Mesmo sem procuração, advogados podem examinar autos de processos e procedimentos eletrônicos, quando não estejam sujeitos a sigilo ou segredo de justiça. É o que determina o substitutivo ao projeto de Lei nº 5.791/2016, aprovado (08/05) em caráter conclusivo pela Comissão de Constituição e Justiça e de Cidadania (CCJ) da Câmara Federal.

O presidente da OAB SP Marcos da Costa, que esteve em Brasília no momento da votação, acompanhou, ao lado do relator deputado Arnaldo Faria de Sá, a aprovação do projeto de Lei, considerado uma conquista para a advocacia.

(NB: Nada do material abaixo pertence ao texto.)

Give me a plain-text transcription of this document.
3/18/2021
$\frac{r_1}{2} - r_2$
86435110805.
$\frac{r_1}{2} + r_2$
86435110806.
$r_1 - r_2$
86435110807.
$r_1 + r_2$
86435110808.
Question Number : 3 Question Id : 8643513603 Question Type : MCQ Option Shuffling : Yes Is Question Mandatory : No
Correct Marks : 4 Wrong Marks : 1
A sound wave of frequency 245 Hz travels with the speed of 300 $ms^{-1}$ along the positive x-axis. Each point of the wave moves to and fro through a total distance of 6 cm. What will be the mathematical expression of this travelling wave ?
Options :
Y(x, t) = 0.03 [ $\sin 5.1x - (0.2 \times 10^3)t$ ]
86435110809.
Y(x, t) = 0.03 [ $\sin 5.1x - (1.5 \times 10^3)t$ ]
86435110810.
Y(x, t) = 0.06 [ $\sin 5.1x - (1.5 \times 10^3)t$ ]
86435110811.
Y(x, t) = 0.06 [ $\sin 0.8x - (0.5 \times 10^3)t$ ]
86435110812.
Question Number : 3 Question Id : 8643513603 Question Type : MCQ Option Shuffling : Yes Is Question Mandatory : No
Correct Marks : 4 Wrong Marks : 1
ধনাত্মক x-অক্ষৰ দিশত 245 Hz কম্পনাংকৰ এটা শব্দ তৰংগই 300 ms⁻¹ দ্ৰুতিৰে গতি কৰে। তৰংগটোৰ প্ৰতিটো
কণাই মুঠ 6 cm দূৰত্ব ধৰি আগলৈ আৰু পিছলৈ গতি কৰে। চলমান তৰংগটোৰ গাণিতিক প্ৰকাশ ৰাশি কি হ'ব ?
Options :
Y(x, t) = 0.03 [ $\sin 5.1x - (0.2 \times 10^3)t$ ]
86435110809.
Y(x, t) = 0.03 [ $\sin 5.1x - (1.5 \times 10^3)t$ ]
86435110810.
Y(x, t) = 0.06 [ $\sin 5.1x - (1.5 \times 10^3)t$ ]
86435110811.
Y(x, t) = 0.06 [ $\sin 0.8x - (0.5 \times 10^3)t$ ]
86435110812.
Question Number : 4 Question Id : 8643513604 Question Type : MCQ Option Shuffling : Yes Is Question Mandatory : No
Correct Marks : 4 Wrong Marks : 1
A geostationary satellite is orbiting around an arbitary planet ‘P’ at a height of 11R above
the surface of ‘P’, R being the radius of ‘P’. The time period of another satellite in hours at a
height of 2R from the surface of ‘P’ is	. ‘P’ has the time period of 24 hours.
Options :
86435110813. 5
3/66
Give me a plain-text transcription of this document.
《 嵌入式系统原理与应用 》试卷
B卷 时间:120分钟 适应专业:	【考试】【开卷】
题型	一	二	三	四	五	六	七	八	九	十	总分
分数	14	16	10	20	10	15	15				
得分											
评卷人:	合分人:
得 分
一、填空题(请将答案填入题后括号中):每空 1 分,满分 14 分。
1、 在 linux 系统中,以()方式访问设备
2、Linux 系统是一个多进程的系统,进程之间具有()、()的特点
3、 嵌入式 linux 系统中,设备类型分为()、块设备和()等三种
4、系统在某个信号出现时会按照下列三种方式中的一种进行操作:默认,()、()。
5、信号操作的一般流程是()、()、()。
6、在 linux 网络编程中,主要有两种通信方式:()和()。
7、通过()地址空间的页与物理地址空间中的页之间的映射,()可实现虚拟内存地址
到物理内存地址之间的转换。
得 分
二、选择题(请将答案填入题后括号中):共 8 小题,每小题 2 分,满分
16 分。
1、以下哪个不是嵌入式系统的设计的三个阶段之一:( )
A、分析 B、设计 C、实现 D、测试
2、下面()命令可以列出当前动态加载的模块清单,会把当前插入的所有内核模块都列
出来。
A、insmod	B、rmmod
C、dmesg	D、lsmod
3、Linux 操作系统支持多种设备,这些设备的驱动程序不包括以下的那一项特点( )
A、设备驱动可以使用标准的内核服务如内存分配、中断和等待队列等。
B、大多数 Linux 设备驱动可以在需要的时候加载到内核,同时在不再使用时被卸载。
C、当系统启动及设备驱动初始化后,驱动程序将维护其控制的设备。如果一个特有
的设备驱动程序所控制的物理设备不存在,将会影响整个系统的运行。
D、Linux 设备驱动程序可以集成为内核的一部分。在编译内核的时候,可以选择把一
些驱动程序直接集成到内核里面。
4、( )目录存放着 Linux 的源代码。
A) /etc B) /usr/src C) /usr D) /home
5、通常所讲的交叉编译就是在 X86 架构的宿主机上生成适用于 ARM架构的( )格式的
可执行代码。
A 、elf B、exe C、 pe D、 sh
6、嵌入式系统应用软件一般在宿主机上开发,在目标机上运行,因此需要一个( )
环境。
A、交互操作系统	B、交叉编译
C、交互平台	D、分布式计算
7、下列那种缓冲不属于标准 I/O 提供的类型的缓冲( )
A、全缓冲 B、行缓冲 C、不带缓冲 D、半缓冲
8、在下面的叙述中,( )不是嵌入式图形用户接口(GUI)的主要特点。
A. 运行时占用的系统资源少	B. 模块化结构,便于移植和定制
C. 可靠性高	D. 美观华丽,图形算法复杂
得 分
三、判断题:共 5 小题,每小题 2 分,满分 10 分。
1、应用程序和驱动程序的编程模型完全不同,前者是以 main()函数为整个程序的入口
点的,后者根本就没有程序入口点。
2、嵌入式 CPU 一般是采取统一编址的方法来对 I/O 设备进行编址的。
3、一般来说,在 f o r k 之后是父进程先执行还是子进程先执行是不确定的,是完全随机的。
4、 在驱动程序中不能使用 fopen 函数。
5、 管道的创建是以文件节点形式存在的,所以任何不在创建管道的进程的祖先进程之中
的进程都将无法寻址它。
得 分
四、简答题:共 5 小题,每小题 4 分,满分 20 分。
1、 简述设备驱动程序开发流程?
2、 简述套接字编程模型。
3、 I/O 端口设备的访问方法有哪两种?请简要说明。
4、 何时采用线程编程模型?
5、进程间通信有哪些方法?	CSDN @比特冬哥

“A aprovação do projeto de Lei encerra a controvérsia, levantada por alguns tribunais, que restringiam o acesso aos processos eletrônicos aos advogados constituídos. Com essa conquista, os advogados podem consultar os autos eletronicamente antes de decidir se irão patrociná-lo ou não. O Estatuto da Advocacia já previa o acesso dos advogados aos processos mesmo sem procuração, contudo havia esta divergência com relação aos processos eletrônicos. Com esta mudança, garante-se o respeito às prerrogativas profissionais da advocacia”, explica o dirigente da Ordem em São Paulo.

Liberdade de acesso
O projeto alterou dispositivos do Estatuto da Advocacia (8.906/94), da lei que regulamenta a informatização do processo judicial (11.419/06) e do Código de Processo Civil (13.105/15). Com a aprovação do projeto, está expressamente assegurado a advogados em geral, examinar, mesmo sem procuração, atos e documentos de processos e procedimentos eletrônicos, independentemente da fase de tramitação, além da obtenção de cópias, salvo nas hipóteses de sigilo ou segredo de justiça, nas quais apenas o advogado constituído tem acesso aos atos e documentos referidos.

O projeto de Lei altera os artigos 7 do Estatuto da Advocacia, 11 da Lei 11.419 e 107 do Código de Processo Civil. Todos os artigos passam a incluir os processos eletrônicos em sua redação. Agora, o projeto de Lei segue para o Senado e, sendo aprovado, retorna à casa de origem.